Maar de franchisegever kan toch niet altijd rechtsgeldig een beroep doen op een non-concurrentiebeding in de franchiseovereenkomst? Dat kan alleen als het verbod aan de ex-franchisenemer om van de knowhow gebruik te maken ook onmisbaar is om de knowhow te beschermen. Veeleer in dat gras schuilt de adder voor de franchisegever. Knowhow die niet aan de franchisenemer is verstrekt, maar slechts de basis is geweest voor richtlijnen, instructies en adviezen aan de franchisenemer ten behoeve van de exploitatie van de franchiseonderneming, zal niet te snel bescherming behoeven door een non-concurrentiebeding.
We zien dat franchisegevers, mede om die reden, graag andere doelen voor het non-concurrentiebeding in de franchiseovereenkomst opnemen en zelfs franchisenemers op voorhand al laten tekenen voor erkenning van die andere doelen en de onmisbaarheid voor bescherming van de knowhow. Dat is niet juist en in strijd met de wet.
Het wettelijk geplaatste hek omvat niet de marktpositie van de franchisenemers of de goodwill van de franchisegever.
Een rechtvaardiging voor uitbreiding van die bescherming kan mijns zinziens ook niet worden gevonden in het mededingingsrecht. Ook vanuit die optiek is het non-concurrentiebeding gekoppeld aan de noodzaak van bescherming van de knowhow van de franchisegever.
De koppeling van het non-concurrentiebeding aan de knowhow sluit aan bij de wettelijke verplichting van de franchisegever om de formule actueel en relevant te houden. Het is slechts het gebrek aan die relevantie, die de theoretische inbreuk op de markt van de franchisegever door de ex-franchisenemer mogelijk kan maken.
Een blik is nodig op de specifieke omstandigheden van het geval – op het moment van inroepen van een non-concurrentiebeding – om de noodzaak te bepalen. Is de knowhow van de franchisegever in het geding, dan is een beroep op het non-concurrentiebeding geldig, mits binnen één jaar na beëindiging van de samenwerking en het verbod niet geldt buiten het gebied waarin de franchisenemer de franchiseformule heeft geëxploiteerd.
Jurry Teunissen
Manager Juridische Zaken
Vakcentrum Bedrijfsadvies
Rb. Overijssel, d.d. 24-02-2021, ECLI:NL:RBOVE:2021:877.

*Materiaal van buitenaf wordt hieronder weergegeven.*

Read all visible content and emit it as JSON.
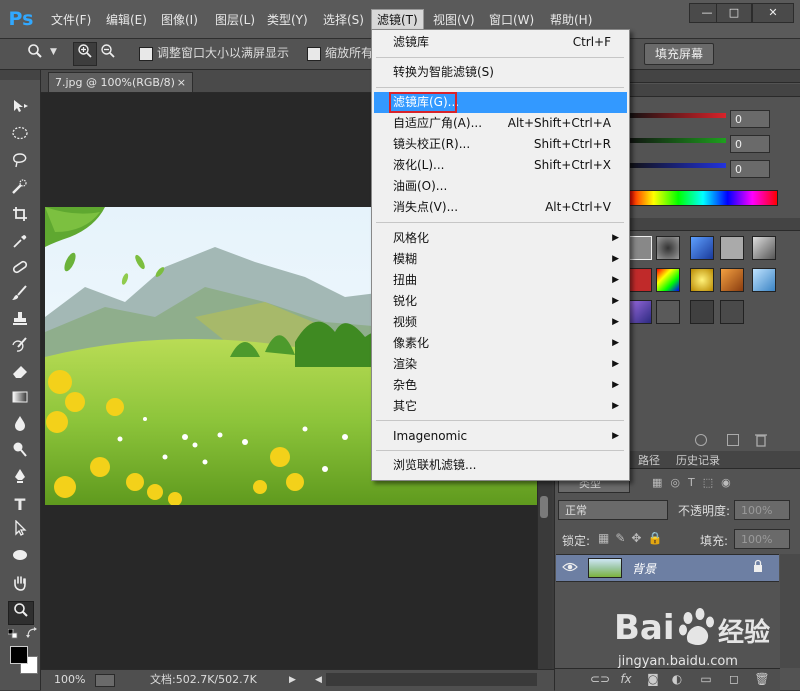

Juist is dat in het mededingingsrecht ook het belang van bescherming van de identiteit en de reputatie van het franchisenetwerk wordt genoemd, maar dat criterium lijkt veeleer slechts te zien op het non-concurrentiebeding in de contractuele fase, niet op gebruik van het verbod na beëindiging van de samenwerking. Zie arrest HvJ EG 28 januari 1986, zaak 161/84, ECLI:EU:C:1986:41, Pronuptia, r.o. 17-23.)